Cantù, con la Giubiana
bruciano le camicie verdi

Folla per il tradizionale rogo della castellana. Quest’anno per lei anche una canzone in dialetto. Show polemico dell’ex leghista Giorgio Masocco

In una serata gelida, con tanto di spruzzata di neve, ieri il falò della Giubiana è tornato a scaldare i canturini. Nelle sue fiamme, invitati dalla Pro Cantù, hanno gettato metaforicamente le tante negatività che si vorrebbero bruciare.

E qualcuno, in quelle vampe, ha gettato anche il proprio passato politico: fuoriprogramma che ha visto protagonista l’ex (molto ex) leghista Giorgio Masocco. Come vuole tradizione, la bella castellana giustiziata nel XII secolo per aver tradito per amore Cantù, nella guerra tra milanesi e comaschi, non ha quindi ricevuto la grazia. E questo, anche se quest’anno il gruppo dei Rusumada le ha dedicato persino una canzone.

Presenza inedita, quest’anno, il gruppo dei Rusumada, che hanno proposto in anteprima una canzone dedicata alla Giubiana: in schietto dialetto, rievoca il fatto che per colpa d’una chiave la poveretta ha fatto una pessima fine: «Brüsa varda se la vüsa/cum’è la brüsa quela tüsa/brüsa varda se la vüsa/la me scalderà anca i mann». Titolo «Tut per un para de ciaff», tutto per colpa di un paio di chiavi, appunto.

La politica però non è mancata. Un gruppo di ex leghisti e guardie padane della primissima ora, come il comasco Luciano Grammatica, raggiunto nel corteo il sindaco Claudio Bizzozero (che ha osservato la scena con sguardo compiaciuto) sono arrivati davanti al falò con l’intenzione di gettare tra le fiamme qualcosa che a loro non serve più.

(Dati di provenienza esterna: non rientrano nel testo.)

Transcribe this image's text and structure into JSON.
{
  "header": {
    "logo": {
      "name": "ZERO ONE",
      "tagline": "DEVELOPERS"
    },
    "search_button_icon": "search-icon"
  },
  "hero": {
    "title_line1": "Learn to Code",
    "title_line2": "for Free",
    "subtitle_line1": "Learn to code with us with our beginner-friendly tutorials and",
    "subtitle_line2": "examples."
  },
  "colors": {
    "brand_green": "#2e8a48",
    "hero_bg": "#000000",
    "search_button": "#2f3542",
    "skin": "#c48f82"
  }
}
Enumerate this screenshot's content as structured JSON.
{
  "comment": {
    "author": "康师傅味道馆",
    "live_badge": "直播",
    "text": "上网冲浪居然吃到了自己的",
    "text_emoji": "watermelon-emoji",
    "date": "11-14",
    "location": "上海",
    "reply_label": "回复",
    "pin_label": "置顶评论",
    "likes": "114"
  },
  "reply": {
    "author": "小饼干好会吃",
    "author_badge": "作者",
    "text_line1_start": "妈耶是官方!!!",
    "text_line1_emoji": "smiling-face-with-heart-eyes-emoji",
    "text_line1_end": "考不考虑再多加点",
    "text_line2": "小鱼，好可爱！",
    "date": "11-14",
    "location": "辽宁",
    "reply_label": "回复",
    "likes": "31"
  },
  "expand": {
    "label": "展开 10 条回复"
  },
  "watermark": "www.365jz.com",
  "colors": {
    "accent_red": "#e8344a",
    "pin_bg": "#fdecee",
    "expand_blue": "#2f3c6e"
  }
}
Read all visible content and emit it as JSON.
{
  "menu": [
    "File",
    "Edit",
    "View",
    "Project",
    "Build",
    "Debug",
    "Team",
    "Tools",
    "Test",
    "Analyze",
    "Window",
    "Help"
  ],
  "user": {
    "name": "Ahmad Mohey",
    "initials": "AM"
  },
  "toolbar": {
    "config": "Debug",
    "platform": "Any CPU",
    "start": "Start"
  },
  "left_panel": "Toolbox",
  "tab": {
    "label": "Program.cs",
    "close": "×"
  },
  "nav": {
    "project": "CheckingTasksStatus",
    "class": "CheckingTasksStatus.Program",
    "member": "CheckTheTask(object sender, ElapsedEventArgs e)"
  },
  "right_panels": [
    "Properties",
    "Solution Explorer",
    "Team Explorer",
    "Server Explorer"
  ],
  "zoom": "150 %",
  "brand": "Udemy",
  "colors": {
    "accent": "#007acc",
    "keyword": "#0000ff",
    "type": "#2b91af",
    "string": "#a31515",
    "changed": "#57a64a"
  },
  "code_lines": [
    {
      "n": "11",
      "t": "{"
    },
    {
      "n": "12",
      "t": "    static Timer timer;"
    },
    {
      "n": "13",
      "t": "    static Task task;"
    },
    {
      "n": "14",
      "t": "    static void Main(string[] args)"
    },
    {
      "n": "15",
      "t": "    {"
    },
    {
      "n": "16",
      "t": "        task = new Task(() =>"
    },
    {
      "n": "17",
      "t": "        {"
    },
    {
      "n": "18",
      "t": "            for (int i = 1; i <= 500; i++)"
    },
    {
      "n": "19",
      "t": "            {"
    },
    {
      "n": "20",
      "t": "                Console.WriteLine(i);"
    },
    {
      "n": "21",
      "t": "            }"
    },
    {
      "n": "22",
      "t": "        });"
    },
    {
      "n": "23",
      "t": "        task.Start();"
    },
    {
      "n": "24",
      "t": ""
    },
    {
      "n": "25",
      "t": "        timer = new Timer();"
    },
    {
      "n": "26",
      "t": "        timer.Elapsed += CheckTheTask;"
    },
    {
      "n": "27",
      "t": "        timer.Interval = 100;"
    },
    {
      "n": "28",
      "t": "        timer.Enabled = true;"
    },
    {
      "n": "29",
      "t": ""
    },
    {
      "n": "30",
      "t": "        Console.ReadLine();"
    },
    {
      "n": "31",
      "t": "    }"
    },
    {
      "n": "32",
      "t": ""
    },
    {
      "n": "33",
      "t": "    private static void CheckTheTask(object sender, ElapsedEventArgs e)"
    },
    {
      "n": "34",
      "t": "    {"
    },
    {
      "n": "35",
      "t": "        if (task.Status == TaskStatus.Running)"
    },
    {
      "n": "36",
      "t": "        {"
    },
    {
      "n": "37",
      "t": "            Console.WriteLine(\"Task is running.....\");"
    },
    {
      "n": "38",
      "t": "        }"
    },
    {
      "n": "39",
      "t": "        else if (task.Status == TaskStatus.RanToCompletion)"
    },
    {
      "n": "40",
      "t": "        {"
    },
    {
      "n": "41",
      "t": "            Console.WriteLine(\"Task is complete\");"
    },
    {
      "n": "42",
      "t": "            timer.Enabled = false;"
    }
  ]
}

Ovvero camicie e fazzoletti verdi, visto che, ha spiegato l’artefice della protesta Giorgio Masocco oggi in Indipendenza Lombarda, la Lega è come la Giubiana: «Ha dato le chiavi della Lombardia a Roma. Perché la Lega, che doveva trattenere il 75% di tasse in Lombardia, lascia i sindaci del territorio in mutande verdi. la Lega ha svenduto la Lombardia a Roma. E noi bruciamo i simboli, perché la Lega ha bruciato la Padania».n S.Cat.